- CMS Administrator Seema Verma recommended HHS not adopt several key Trump administration changes to the Affordable Care Act, according to a now-released internal memo, citing estimates they would result in substantial losses in health insurance coverage and higher costs for consumers.
- In the August 2018 memo to HHS Secretary Alex Azar, Verma recommended against numerous policy proposals the administration has already adopted or is actively considering for the 2020 plan year. These include ending the practice of "silver loading," terminating automatic ACA exchange re-enrollment and changes to how the premium adjustment percentage is calculated that would reduce advance premium tax credits for consumers.
- Taken together, these three actions could result in 1.1 million Americans losing coverage, premium increases and market disruption, according to a CMS internal analysis. In light of evidence they called "damning," House Committee on Energy and Commerce Democratic leaders sent a letter to Azar Friday inquiring into the harmful effects of Trump administration policies.
Though the Trump administration has pushed back against claims of sabotaging the ACA, this internal memo shows top officials knew of potentially harmful effects its policies would have on the law and the insurance market it created.
Multiple congressional committees received a copy of the August 2018 CMS memo as part of their investigation into HHS' role in the Texas v. Azar lawsuit, in which the government is seeking to strike down the ACA. The case is currently under appeal in the Fifth Circuit, where arguments resume July 9.
Democrats wrote to Azar asking why the Trump administration finalized a proposal for the 2020 plan year similar to one that CMS, in the redacted August memo, said would "increase taxes on issuers and consumers" and "cause coverage losses, further premium increases, and market disruption."
"The fact that the Trump Administration would finalize policies despite these serious warnings from CMS is deeply troubling," the Democratic committee chairmen wrote to Azar Friday. "It appears to be part of the Administration’s continuing efforts to sabotage the individual market, undermine the ACA, hinder consumers’ access to comprehensive health care coverage, and weaken protections for people with preexisting conditions."
The memo includes an analysis by the CMS Office of the Actuary finding that ending automatic re-enrollment — a standard practice in employer coverage and Medicare Advantage — would cause 200,000 enrollees to lose coverage in 2020 and 100,000 additional consumers each subsequent year.
Verma also recommended against ending silver loading: a term to describe when payers load premium increases into the popular silver plans in the ACA marketplace to make up for the loss of cost-sharing reduction payments.
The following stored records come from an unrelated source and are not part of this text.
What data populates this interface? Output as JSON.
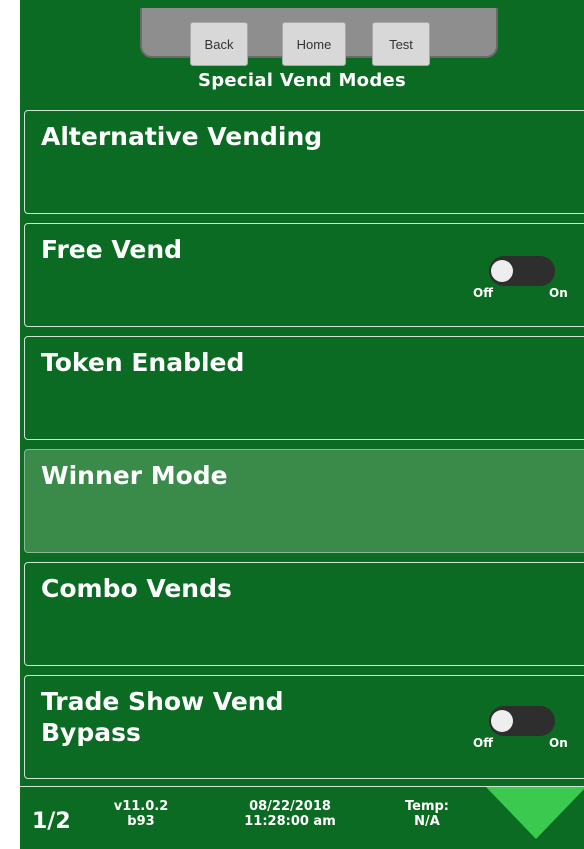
{
  "nav": {
    "back_label": "Back",
    "home_label": "Home",
    "test_label": "Test"
  },
  "page_title": "Special Vend Modes",
  "menu": {
    "items": [
      {
        "label": "Alternative Vending"
      },
      {
        "label": "Free Vend",
        "toggle": {
          "off_label": "Off",
          "on_label": "On",
          "state": "off"
        }
      },
      {
        "label": "Token Enabled"
      },
      {
        "label": "Winner Mode",
        "highlighted": true
      },
      {
        "label": "Combo Vends"
      },
      {
        "label": "Trade Show Vend\nBypass",
        "toggle": {
          "off_label": "Off",
          "on_label": "On",
          "state": "off"
        }
      }
    ]
  },
  "footer": {
    "page_indicator": "1/2",
    "version_line1": "v11.0.2",
    "version_line2": "b93",
    "date": "08/22/2018",
    "time": "11:28:00 am",
    "temp_label": "Temp:",
    "temp_value": "N/A"
  },
  "colors": {
    "background": "#0b6b22",
    "highlight": "#3a8a4a",
    "arrow": "#3cc94f"
  },
  "icons": {
    "next_page": "triangle-down-icon"
  }
}
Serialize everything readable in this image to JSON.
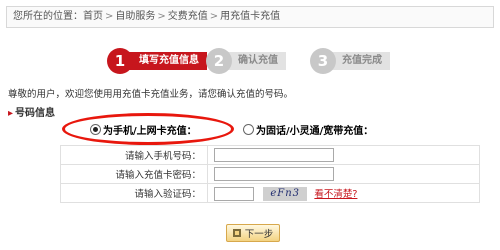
{
  "breadcrumb": {
    "prefix": "您所在的位置：",
    "items": [
      "首页",
      "自助服务",
      "交费充值",
      "用充值卡充值"
    ],
    "separator": ">"
  },
  "steps": [
    {
      "number": "1",
      "label": "填写充值信息",
      "state": "active"
    },
    {
      "number": "2",
      "label": "确认充值",
      "state": "inactive"
    },
    {
      "number": "3",
      "label": "充值完成",
      "state": "inactive"
    }
  ],
  "welcome_text": "尊敬的用户，欢迎您使用用充值卡充值业务，请您确认充值的号码。",
  "section": {
    "marker": "▸",
    "title": "号码信息"
  },
  "recharge_types": [
    {
      "label": "为手机/上网卡充值：",
      "checked": true
    },
    {
      "label": "为固话/小灵通/宽带充值：",
      "checked": false
    }
  ],
  "form": {
    "phone_label": "请输入手机号码：",
    "phone_value": "",
    "card_password_label": "请输入充值卡密码：",
    "card_password_value": "",
    "captcha_label": "请输入验证码：",
    "captcha_value": "",
    "captcha_image_text": "eFn3",
    "captcha_refresh_link": "看不清楚?"
  },
  "next_button": {
    "label": "下一步"
  },
  "colors": {
    "accent_red": "#c7161d",
    "highlight_ellipse": "#e8170d",
    "button_gold": "#f3d382"
  }
}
This boosts the size of the premium tax credits available to people with incomes below 400% of the federal poverty line.
CMS issued a proposed rule in January laying the groundwork to eliminate the practice of silver loading. However, in the finalized regulation released April 25, the agency did not take action, noting all public commenters supported silver loading as an option to keep the exchanges affordable for consumers.
In April's final rule, the Trump administration finalized changes to the premium indexing methodology, despite CMS' own objections to the proposed changes. The August memo, sent to Azar eight months before the regulation was finalized, found these changes would result in consumers receiving less in advance payments of the premium tax credits by $980 million in 2020 and over $1 billion for each of the following three years.
Taken in sum, the memo found these three actions could potentially result in "bare counties or states with no subsidized coverage available in 2019 and future plan years."
Since the GOP's failed attempts to repeal the ACA two years ago in Congress, Republican lawmakers and the White House have done their best to chip away at the edges of the law.
HHS cut the open enrollment period for ACA plans, slashed the advertising budget and the number of groups helping consumers navigate the exchanges, halted cost-sharing reduction payments to insurers and expanded access to short-term and association health plans, which experts fear will draw healthy people away from the exchanges and jeopardize the stability of the risk pool.
According to the Urban Institute, a full repeal of the ACA would strip coverage from roughly 20 million people and lead to an 82% increase in uncompensated care, further stressing providers' razor-thin margins and leading to more rural hospital closures.
Democrats on Energy and Commerce are asking Azar to send them an unredacted version of the memo; any Trump administration actuarial, fiscal or economic analyses on the effect of the policies; an explanation as to why HHS finalized changes to the premium index methodology in light of the evidence it could harm consumers; and a list of which policies discussed in the memo are still being considered for implementation.
An HHS spokesperson told Healthcare Dive that the agency had received the letter and that "all congressional inquiries are taken seriously by the department." HHS has until June 27 to respond.